The Spanish comedia is an innovative type of drama that attracted large and socially diverse audiences to the theaters of 17th-century Spain. Its universal topics – the effects of power, honor and love, among others – made this genre very popular and are still applicable to us today.

Following the tradition of keeping the Spanish comedia alive, students in assistant professor Dr. Glenda Y. Nieto-Cuebas’ Spanish 369 honors course, adapted and produced scenes from plays written by renowned playwrights of the Spanish Golden Age.

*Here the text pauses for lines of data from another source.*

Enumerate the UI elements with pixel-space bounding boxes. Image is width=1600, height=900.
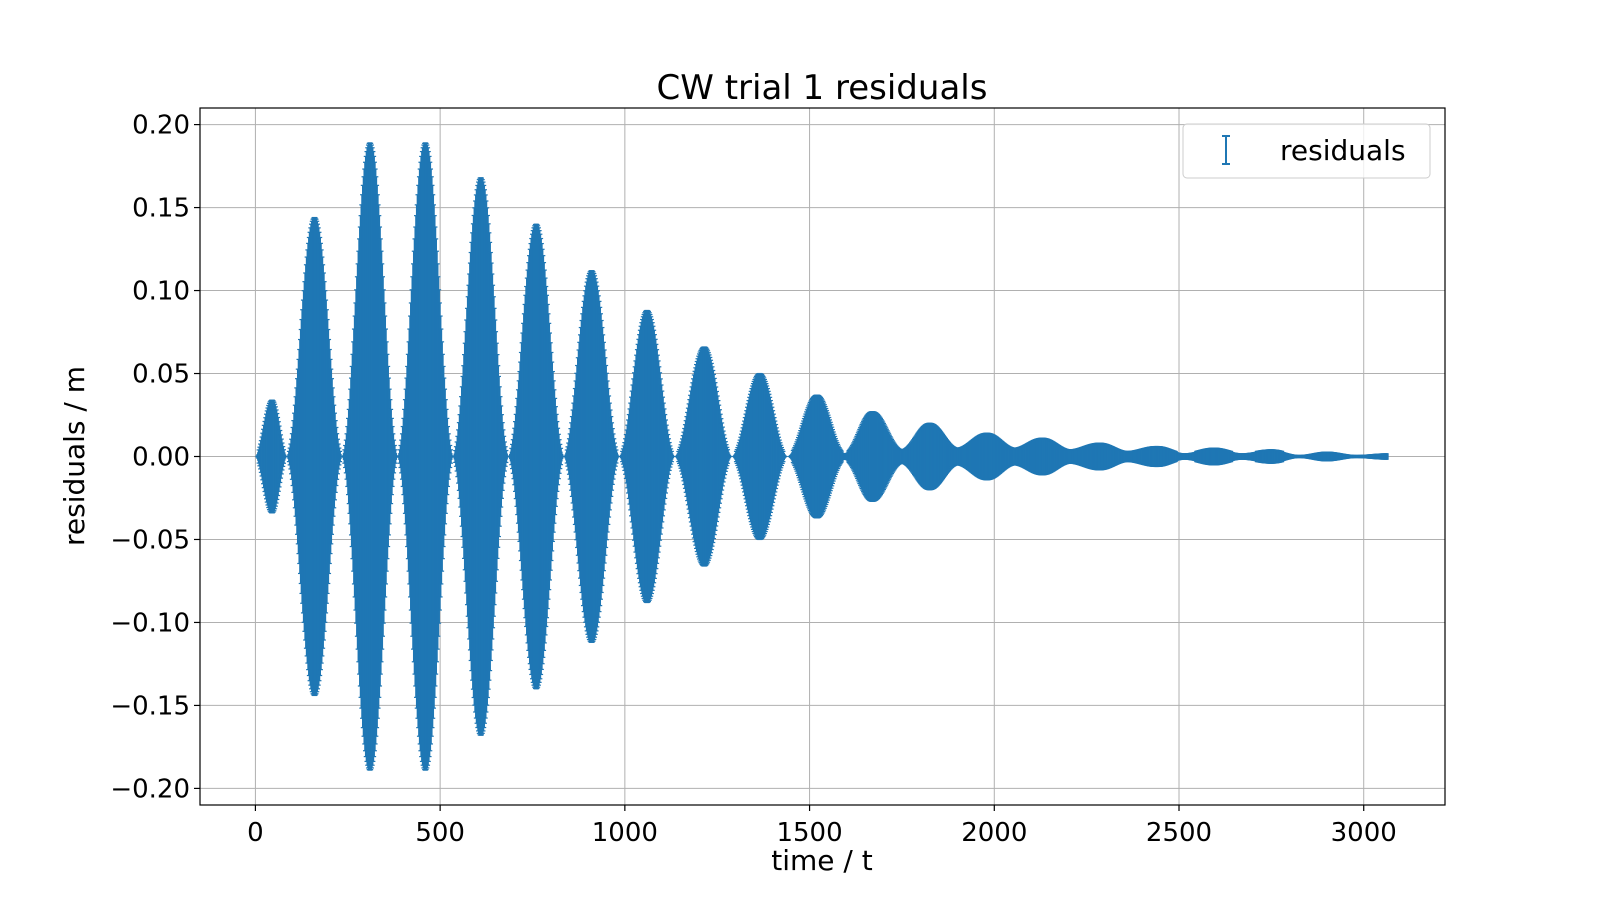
y-tick-label: −0.10 [110, 608, 190, 638]
y-tick-label: −0.20 [110, 774, 190, 804]
y-tick-label: 0.00 [132, 443, 190, 473]
y-tick-label: 0.20 [132, 111, 190, 141]
y-tick-label: −0.15 [110, 691, 190, 721]
y-tick-label: 0.15 [132, 194, 190, 224]
y-tick-label: 0.05 [132, 360, 190, 390]
axis-ticks: 0 500 1000 1500 2000 2500 3000 0.20 0.15 0.10 0.05… [110, 111, 1396, 848]
x-tick-label: 1500 [776, 818, 842, 848]
x-tick-label: 2500 [1146, 818, 1212, 848]
x-tick-label: 500 [415, 818, 465, 848]
legend: residuals [1182, 123, 1431, 179]
x-tick-label: 3000 [1331, 818, 1397, 848]
residuals-series [254, 142, 1389, 771]
y-tick-label: −0.05 [110, 525, 190, 555]
x-tick-label: 0 [247, 818, 264, 848]
x-tick-label: 1000 [592, 818, 658, 848]
chart-title: CW trial 1 residuals [657, 68, 988, 108]
y-axis-label: residuals / m [58, 366, 91, 546]
legend-box [1182, 123, 1431, 179]
x-axis-label: time / t [771, 844, 872, 877]
x-tick-label: 2000 [961, 818, 1027, 848]
y-tick-label: 0.10 [132, 277, 190, 307]
legend-label-residuals: residuals [1280, 134, 1406, 167]
legend-errorbar-marker [1222, 135, 1230, 165]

This project was designed to promote students’ understanding of the analysis, adaptation and performance of the Spanish comedia. Throughout the semester, students worked in groups that they called familias(“families” in Spanish). Each familia was assigned a different comedia from the ones discussed in class:The Trickster of Seville (Tirso de Molina), Life is a Dream (Pedro Calderón de la Barca), The Dog in the Manger, or The Foolish Girl (Lope de Vega). Students abridged the three-act plays into shorter versions for a 15-minute performance. After adapting the scripts, they learned their parts and rehearsed for the final show. At the end of the semester, they performed their adaptations before a large audience from the OWU community.

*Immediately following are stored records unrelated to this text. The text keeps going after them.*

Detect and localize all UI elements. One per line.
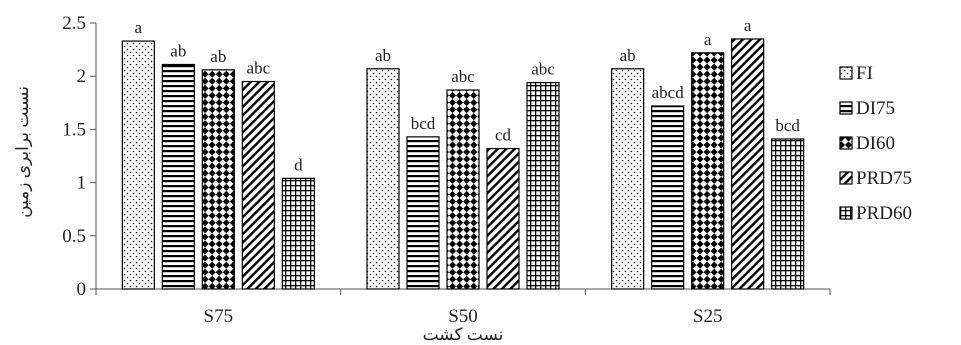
data-label: a bbox=[135, 18, 143, 37]
legend-swatch-di75 bbox=[839, 101, 853, 115]
y-axis: 0 0.5 1 1.5 2 2.5 bbox=[62, 13, 97, 300]
data-label: cd bbox=[495, 126, 512, 145]
bar-prd60-s25 bbox=[771, 138, 805, 290]
legend-swatch-di60 bbox=[839, 136, 853, 150]
x-axis-title: نست کشت bbox=[423, 325, 504, 344]
bar-prd75-s50 bbox=[486, 147, 520, 290]
legend-label-di60: DI60 bbox=[856, 133, 895, 154]
bar-fi-s50 bbox=[366, 68, 400, 290]
y-tick-label: 0.5 bbox=[62, 226, 86, 247]
bar-prd60-s50 bbox=[526, 81, 560, 290]
data-label: bcd bbox=[411, 114, 436, 133]
data-label: abc bbox=[451, 67, 475, 86]
bar-prd60-s75 bbox=[281, 177, 315, 290]
bar-prd75-s25 bbox=[731, 38, 765, 290]
y-tick-label: 0 bbox=[77, 279, 87, 300]
data-label: d bbox=[294, 155, 303, 174]
legend-swatch-prd75 bbox=[839, 171, 853, 185]
legend-label-di75: DI75 bbox=[856, 98, 895, 119]
bar-di75-s25 bbox=[651, 105, 685, 290]
category-label: S75 bbox=[204, 306, 234, 327]
bar-di75-s50 bbox=[406, 136, 440, 290]
legend-label-prd75: PRD75 bbox=[856, 168, 912, 189]
bar-di75-s75 bbox=[161, 63, 195, 290]
bar-prd75-s75 bbox=[241, 80, 275, 290]
data-label: ab bbox=[620, 46, 636, 65]
y-axis-title: نسبت برابری زمین bbox=[13, 86, 33, 218]
bar-di60-s50 bbox=[446, 89, 480, 290]
bar-fi-s25 bbox=[611, 68, 645, 290]
bar-fi-s75 bbox=[121, 40, 155, 290]
data-label: ab bbox=[170, 41, 186, 60]
legend-swatch-prd60 bbox=[839, 206, 853, 220]
y-tick-label: 1.5 bbox=[62, 119, 86, 140]
data-label: abc bbox=[531, 60, 555, 79]
bars bbox=[121, 38, 805, 290]
category-label: S25 bbox=[693, 306, 723, 327]
data-label: a bbox=[704, 30, 712, 49]
x-axis: S75 S50 S25 bbox=[95, 288, 831, 327]
y-tick-label: 1 bbox=[77, 173, 87, 194]
data-label: ab bbox=[210, 47, 226, 66]
legend: FI DI75 DI60 PRD75 PRD60 bbox=[839, 63, 912, 224]
data-label: abc bbox=[247, 59, 271, 78]
data-label: bcd bbox=[775, 116, 800, 135]
legend-swatch-fi bbox=[839, 66, 853, 80]
legend-label-fi: FI bbox=[856, 63, 873, 84]
data-label: ab bbox=[375, 46, 391, 65]
category-label: S50 bbox=[448, 306, 478, 327]
data-label: abcd bbox=[652, 83, 685, 102]
bar-di60-s25 bbox=[691, 52, 725, 290]
legend-label-prd60: PRD60 bbox=[856, 203, 912, 224]
y-tick-label: 2 bbox=[77, 66, 87, 87]
bar-di60-s75 bbox=[201, 69, 235, 290]
data-label: a bbox=[744, 16, 752, 35]
y-tick-label: 2.5 bbox=[62, 13, 86, 34]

Click here to view a gallery of photos from the project.

Quotes from Students Involved in the Project

“Working on this project was a great learning experience for me. It was definitely an amazing exercise in language acquisition; I became so much more confident in my vocabulary and pronunciation. This project gave me a deeper understating of all of the works that we read in class. Performing what we read helped me understand these works more deeply than I ever could have otherwise. Seeing these work performed live with my own two eyes, made them so much more relevant to me […] seeing all the people who came to see us was also really rewarding. Now that it’s all done, I feel like we worked really hard and accomplished something to be proud of. I know I will never forget this project, and it will be something I’ll look back on fondly!”

“I found it really powerful that we performed plays in the same manner that people would have performed them during the Golden Age […] After performing I was amazed at how great I felt! I felt more confident with the course content (Spanish Golden Age Theater) but I also felt as if I had experienced personal growth. I made strides in the areas of public speaking and collaborating with others. Overall, I think this experience was fun, informative, and allowed for the accomplishment of curricular and personal goals. I had a great time and will miss the class in the coming semester!”

“In terms of understanding the [Spanish] comedia and the educational aspect, the project was immensely helpful. Understanding having to play multiple roles as well as quick changes in costumes gave me a better sense of the inner-workings of a comedia during the early modern period in Spain […] The process, although not identical, was in some ways similar to that of an actual [theater] troupe from that time. In addition, bringing to life the play and its nuances in our own adaptation brought new meaning to a number of lines as well as the themes and concepts we studied in class about our particular comedias.”

“I learned more than just our comedia’s plot and my character’s lines. I felt as though I have a better understanding of the underlying message of the comedia as well as the emotion put into the writing. I did not understand the emotion until we had started performing […] Reading plays in the Spanish language was like getting a glimpse of the human nature that we all know from a different perspective, therefore being able to understand humanity a little better.”